Kenya suspends land allocation as nine injured in attacks

Land CS Farida Karoney

Kenya suspended a land distribution programme on Thursday after nine people were shot or attacked with crude weapons in six days, with local officials facing investigation for their role.

Land minister Farida Karoney said deteriorating security forced her, in consultation with the interior ministry, to stop the allocation of 44,000 acres (17,806 hectares) of land in Mwea about 100 km (62 miles) northeast of the capital Nairobi.

“You can’t settle people when they are fighting,” she said.

“The suspension is just to allow the security agencies to intervene and reduce the temperature there so that the process is finished without loss of lives.”

Conflicts over land are common in Africa, especially where colonial governments evicted indigenous people, leaving newly independent states to resolve disputes between communities with ancestral ties and more recent occupants and buyers.
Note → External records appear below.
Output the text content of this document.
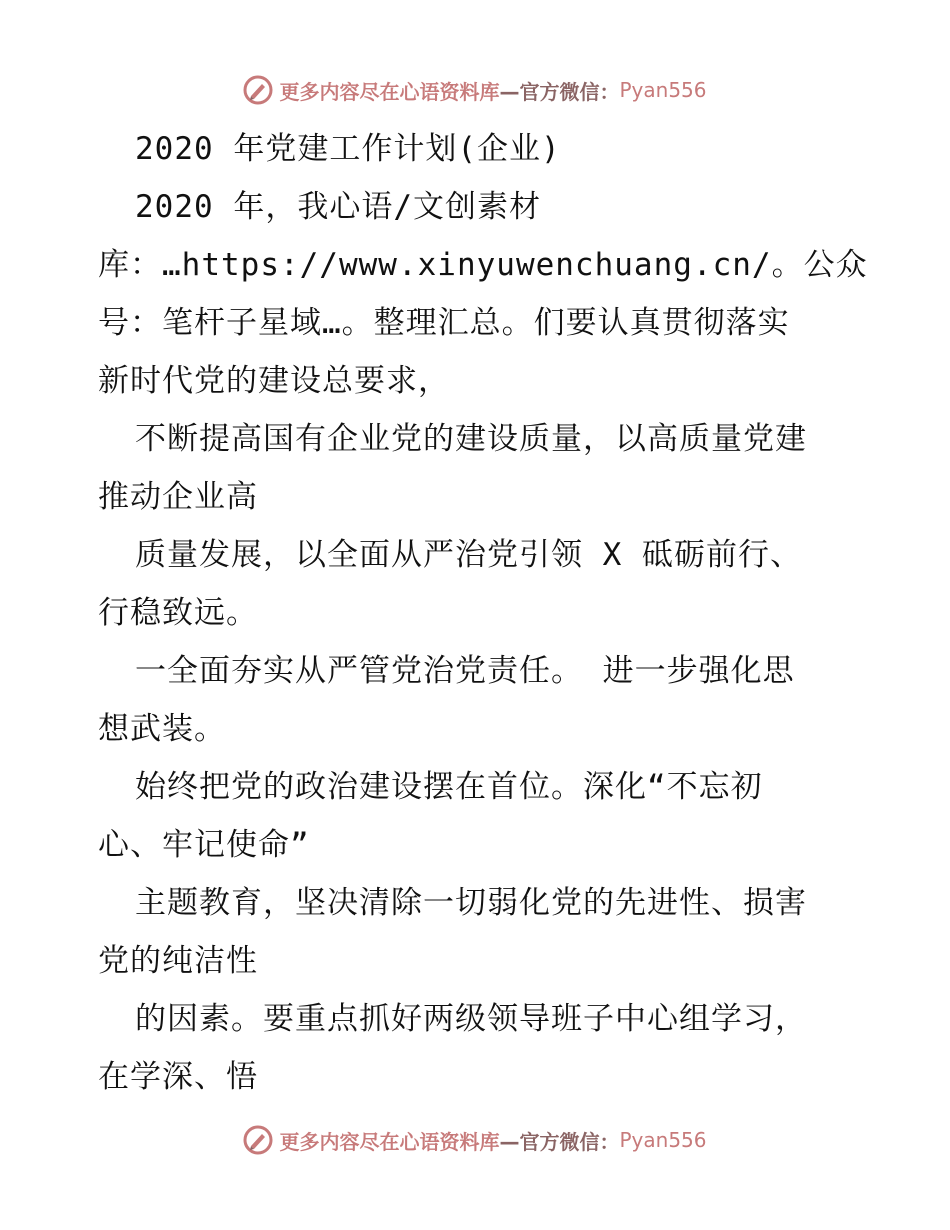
更多内容尽在心语资料库 —官方微信： Pyan556

2020 年党建工作计划(企业)

2020 年，我心语/文创素材

库：…https://www.xinyuwenchuang.cn/。公众

号：笔杆子星域…。整理汇总。们要认真贯彻落实

新时代党的建设总要求，

不断提高国有企业党的建设质量，以高质量党建

推动企业高

质量发展，以全面从严治党引领 X 砥砺前行、

行稳致远。

一全面夯实从严管党治党责任。 进一步强化思

想武装。

始终把党的政治建设摆在首位。深化“不忘初

心、牢记使命”

主题教育，坚决清除一切弱化党的先进性、损害

党的纯洁性

的因素。要重点抓好两级领导班子中心组学习，

在学深、悟

更多内容尽在心语资料库 —官方微信： Pyan556
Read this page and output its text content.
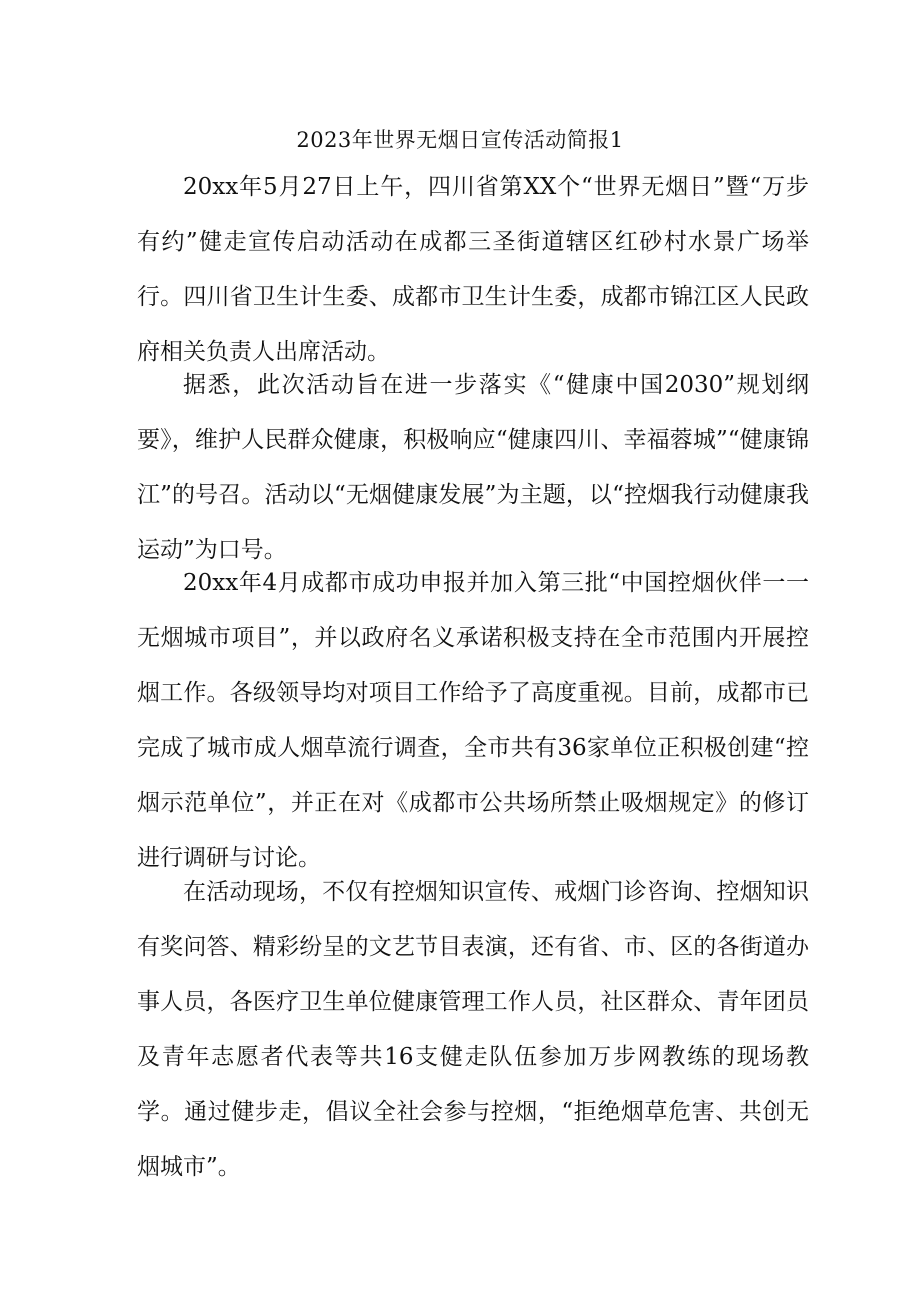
2023年世界无烟日宣传活动简报1

20xx年5月27日上午，四川省第XX个“世界无烟日”暨“万步有约”健走宣传启动活动在成都三圣街道辖区红砂村水景广场举行。四川省卫生计生委、成都市卫生计生委，成都市锦江区人民政府相关负责人出席活动。

据悉，此次活动旨在进一步落实《“健康中国2030”规划纲要》，维护人民群众健康，积极响应“健康四川、幸福蓉城”“健康锦江”的号召。活动以“无烟健康发展”为主题，以“控烟我行动健康我运动”为口号。

20xx年4月成都市成功申报并加入第三批“中国控烟伙伴一一无烟城市项目”，并以政府名义承诺积极支持在全市范围内开展控烟工作。各级领导均对项目工作给予了高度重视。目前，成都市已完成了城市成人烟草流行调查，全市共有36家单位正积极创建“控烟示范单位”，并正在对《成都市公共场所禁止吸烟规定》的修订进行调研与讨论。

在活动现场，不仅有控烟知识宣传、戒烟门诊咨询、控烟知识有奖问答、精彩纷呈的文艺节目表演，还有省、市、区的各街道办事人员，各医疗卫生单位健康管理工作人员，社区群众、青年团员及青年志愿者代表等共16支健走队伍参加万步网教练的现场教学。通过健步走，倡议全社会参与控烟，“拒绝烟草危害、共创无烟城市”。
Ownership of the land in Mwea has been in dispute for decades after people were forced off the land by the British. The issuance of title deeds since 2016, in a bid to resolve several claims that had been in court, has inflamed tensions.

Four people were shot by the police on Wednesday after a group tried to attack a crowd at a land allocation exercise, interior ministry spokesman Mwenda Njoka said by phone.

This followed an earlier attack on Friday, when a gang carrying machetes and sticks set upon five people driving to a land allocation event and burned their vehicle.

“We will be investigating the role of administrators and politicians involved,” Njoka said.

“People will be arrested and taken to court and if they are our administrators involved we will take disciplinary action,” he said, referring to local officials under his ministry.

Land is an explosive political issue in Kenya and has been one of the main drivers of conflict since independence in 1963, with politicians often stoking ethnic tensions to provoke clashes and displace communities that support their opponents.

The governor of neighbouring Kirinyaga County, Anne Waiguru, said on Friday that the issuance of titles would cause “chaos” as her community had been unfairly excluded.

Local officials issued about 7,000 private title deeds in 2016, according to the National Lands Commission (NLC), an independent state agency set up in 2012 to manage land issues.

“Some of them have been living on the land for the last two years,” said Josphat Kithumbu, a lands official for Embu County, adding that his office had already issued more than half of the titles.

"What we are dealing with now is a security, not a land (issue)."